AP Photo, Andrew Harnik
In a Friday X post, Bob Woodward, the associate editor of The Washington Post, warned that the paper’s latest massive layoffs will hurt readers, promising that he plans to fight for his “professional home.”
Woodward, who started working for The Post in 1971, wrote, “The Washington Post has been my professional home for 55 years. I believe in it. I love it. I am crushed that so many of my beloved colleagues have lost their jobs and our readers have been given less news and sound analysis,” adding that readers “deserve more.”
On Wednesday, during a staff-wide meeting with executive editor Matt Murray, it was announced that the paper would cut about 300 jobs — about one-third of its total workforce — with sports coverage hit particularly hard.
“If anything, today is about positioning ourselves to become more essential to people’s lives in what is becoming a more crowded, competitive, and complicated media landscape,” said Murray during the layoffs announcement call.

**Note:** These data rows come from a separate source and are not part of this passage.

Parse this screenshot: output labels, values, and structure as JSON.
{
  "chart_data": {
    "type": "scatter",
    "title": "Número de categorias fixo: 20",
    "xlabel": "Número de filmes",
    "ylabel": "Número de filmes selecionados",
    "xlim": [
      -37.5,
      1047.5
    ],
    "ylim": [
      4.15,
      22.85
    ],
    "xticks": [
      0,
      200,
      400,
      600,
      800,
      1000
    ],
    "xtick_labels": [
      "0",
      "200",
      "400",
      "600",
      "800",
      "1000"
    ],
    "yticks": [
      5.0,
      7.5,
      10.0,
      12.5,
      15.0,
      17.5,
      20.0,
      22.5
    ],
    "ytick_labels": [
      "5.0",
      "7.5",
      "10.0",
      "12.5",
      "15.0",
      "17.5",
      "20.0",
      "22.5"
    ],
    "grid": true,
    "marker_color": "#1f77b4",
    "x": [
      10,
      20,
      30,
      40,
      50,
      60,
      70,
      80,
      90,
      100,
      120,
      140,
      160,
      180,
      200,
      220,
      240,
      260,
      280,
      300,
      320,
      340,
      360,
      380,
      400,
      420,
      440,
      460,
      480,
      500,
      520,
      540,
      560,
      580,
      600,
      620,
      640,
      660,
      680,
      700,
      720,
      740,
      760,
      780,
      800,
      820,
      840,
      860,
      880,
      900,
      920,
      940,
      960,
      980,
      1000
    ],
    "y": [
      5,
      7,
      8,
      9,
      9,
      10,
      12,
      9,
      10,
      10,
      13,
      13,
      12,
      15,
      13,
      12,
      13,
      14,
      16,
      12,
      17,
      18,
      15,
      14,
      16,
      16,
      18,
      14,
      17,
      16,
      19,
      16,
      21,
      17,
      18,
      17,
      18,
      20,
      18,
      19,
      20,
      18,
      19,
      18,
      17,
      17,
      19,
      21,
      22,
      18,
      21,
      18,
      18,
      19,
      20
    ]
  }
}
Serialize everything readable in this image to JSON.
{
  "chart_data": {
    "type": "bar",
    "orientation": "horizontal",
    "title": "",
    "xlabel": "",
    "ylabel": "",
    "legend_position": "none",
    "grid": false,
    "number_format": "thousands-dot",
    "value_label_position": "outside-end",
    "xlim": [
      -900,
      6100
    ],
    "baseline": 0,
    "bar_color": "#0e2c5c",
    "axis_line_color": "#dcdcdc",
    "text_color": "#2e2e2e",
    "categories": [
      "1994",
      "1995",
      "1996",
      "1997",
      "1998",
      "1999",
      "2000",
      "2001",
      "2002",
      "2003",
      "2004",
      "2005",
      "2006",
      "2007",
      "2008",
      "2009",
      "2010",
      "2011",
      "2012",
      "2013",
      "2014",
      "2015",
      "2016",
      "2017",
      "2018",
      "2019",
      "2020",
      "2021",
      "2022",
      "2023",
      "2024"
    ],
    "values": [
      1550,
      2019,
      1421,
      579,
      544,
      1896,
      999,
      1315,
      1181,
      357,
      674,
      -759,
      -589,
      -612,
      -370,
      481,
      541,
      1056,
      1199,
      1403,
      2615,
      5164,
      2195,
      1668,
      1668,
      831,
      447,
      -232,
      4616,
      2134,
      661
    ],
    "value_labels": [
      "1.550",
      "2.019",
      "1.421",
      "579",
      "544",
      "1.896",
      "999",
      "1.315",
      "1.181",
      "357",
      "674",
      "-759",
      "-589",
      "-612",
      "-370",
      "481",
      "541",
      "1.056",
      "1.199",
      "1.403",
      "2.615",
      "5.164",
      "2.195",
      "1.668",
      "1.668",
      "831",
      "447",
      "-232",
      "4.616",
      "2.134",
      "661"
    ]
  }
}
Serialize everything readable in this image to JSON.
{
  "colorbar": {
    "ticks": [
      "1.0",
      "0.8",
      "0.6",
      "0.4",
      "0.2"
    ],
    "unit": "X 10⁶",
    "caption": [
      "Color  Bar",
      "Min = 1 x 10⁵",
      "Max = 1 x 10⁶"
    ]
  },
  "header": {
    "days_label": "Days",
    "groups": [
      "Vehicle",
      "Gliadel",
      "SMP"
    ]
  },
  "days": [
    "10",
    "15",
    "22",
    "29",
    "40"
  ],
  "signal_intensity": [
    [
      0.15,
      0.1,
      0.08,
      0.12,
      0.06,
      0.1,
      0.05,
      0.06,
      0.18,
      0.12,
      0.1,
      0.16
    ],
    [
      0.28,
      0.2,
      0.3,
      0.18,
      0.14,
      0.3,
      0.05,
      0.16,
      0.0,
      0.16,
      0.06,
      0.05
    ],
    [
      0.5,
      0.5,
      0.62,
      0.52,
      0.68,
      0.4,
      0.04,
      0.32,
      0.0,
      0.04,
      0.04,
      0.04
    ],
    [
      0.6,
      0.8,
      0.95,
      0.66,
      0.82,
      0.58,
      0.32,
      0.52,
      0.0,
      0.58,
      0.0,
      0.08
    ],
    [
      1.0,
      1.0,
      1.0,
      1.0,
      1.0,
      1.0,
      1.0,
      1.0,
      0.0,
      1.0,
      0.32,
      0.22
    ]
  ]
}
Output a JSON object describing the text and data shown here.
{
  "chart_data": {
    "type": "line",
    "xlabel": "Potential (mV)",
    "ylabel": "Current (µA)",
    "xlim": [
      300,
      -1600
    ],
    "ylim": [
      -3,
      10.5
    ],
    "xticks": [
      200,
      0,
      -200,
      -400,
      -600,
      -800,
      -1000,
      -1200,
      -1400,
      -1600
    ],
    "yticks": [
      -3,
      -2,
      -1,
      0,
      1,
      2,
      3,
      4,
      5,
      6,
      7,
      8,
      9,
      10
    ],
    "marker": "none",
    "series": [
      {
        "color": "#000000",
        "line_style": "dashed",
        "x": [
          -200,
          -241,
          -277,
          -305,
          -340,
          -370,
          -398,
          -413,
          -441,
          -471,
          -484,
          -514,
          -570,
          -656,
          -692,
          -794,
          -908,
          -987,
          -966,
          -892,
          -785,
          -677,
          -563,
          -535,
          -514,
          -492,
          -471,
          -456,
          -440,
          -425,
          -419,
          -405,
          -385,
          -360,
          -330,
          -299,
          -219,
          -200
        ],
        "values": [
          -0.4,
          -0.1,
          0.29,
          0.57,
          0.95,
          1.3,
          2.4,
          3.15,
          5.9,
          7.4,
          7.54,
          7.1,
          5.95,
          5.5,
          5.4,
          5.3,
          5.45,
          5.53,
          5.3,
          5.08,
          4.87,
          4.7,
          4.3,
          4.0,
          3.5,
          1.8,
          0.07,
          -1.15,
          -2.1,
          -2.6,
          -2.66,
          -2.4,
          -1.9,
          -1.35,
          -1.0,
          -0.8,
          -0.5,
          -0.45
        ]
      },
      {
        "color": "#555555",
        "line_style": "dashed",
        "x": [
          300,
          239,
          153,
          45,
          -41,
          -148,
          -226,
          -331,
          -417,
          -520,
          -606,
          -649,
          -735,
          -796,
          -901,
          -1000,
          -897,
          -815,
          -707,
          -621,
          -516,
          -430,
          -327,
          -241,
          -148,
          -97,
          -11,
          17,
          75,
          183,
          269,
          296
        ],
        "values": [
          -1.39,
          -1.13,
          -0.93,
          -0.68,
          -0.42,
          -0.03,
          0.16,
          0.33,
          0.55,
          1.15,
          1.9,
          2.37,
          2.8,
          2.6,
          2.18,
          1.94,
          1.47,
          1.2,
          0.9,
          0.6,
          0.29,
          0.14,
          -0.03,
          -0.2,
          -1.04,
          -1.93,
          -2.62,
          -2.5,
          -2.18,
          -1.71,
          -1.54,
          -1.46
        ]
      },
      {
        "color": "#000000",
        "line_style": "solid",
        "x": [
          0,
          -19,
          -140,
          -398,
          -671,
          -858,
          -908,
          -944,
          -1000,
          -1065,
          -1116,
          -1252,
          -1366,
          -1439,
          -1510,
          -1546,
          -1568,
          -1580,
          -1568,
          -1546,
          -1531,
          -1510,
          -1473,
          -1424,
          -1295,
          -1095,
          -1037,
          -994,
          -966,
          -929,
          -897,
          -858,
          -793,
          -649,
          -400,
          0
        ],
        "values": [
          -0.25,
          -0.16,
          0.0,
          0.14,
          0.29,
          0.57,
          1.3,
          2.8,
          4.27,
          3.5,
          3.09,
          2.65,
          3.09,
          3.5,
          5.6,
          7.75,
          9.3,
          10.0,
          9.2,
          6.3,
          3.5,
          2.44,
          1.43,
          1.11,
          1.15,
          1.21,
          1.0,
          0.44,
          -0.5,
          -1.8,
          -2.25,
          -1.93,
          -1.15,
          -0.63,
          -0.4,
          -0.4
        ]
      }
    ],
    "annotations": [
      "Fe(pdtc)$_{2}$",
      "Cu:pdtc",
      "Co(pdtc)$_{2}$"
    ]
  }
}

Referencing Murray, Woodward wrote that under his leadership, “there have been many superb and excellent ground-breaking stories,” emphasizing that “there will be more.”
“I will do everything in my power to help make sure The Washington Post thrives and survives,” he concluded.
In 2013, Amazon founder Jeff Bezos bought the paper for $250 million. According to former executive editor Marty Baron, in a Wednesday statement against the layoffs, Bezos once spoke “forcefully and eloquently of a free press.” Today, he said, “There is no sign of it.”
“This ranks among the darkest days in the history of one of the world’s greatest news organizations,” added Baron.
Just before the 2024 presidential election, it was announced that the paper would not endorse a candidate. The decision, which came from Bezos himself, marked a sharp departure from long-standing practice and resulted in the loss of tens of thousands of subscriptions.
At the time, Woodward and fellow Watergate reporter Carl Bernstein called the decision “disappointing.”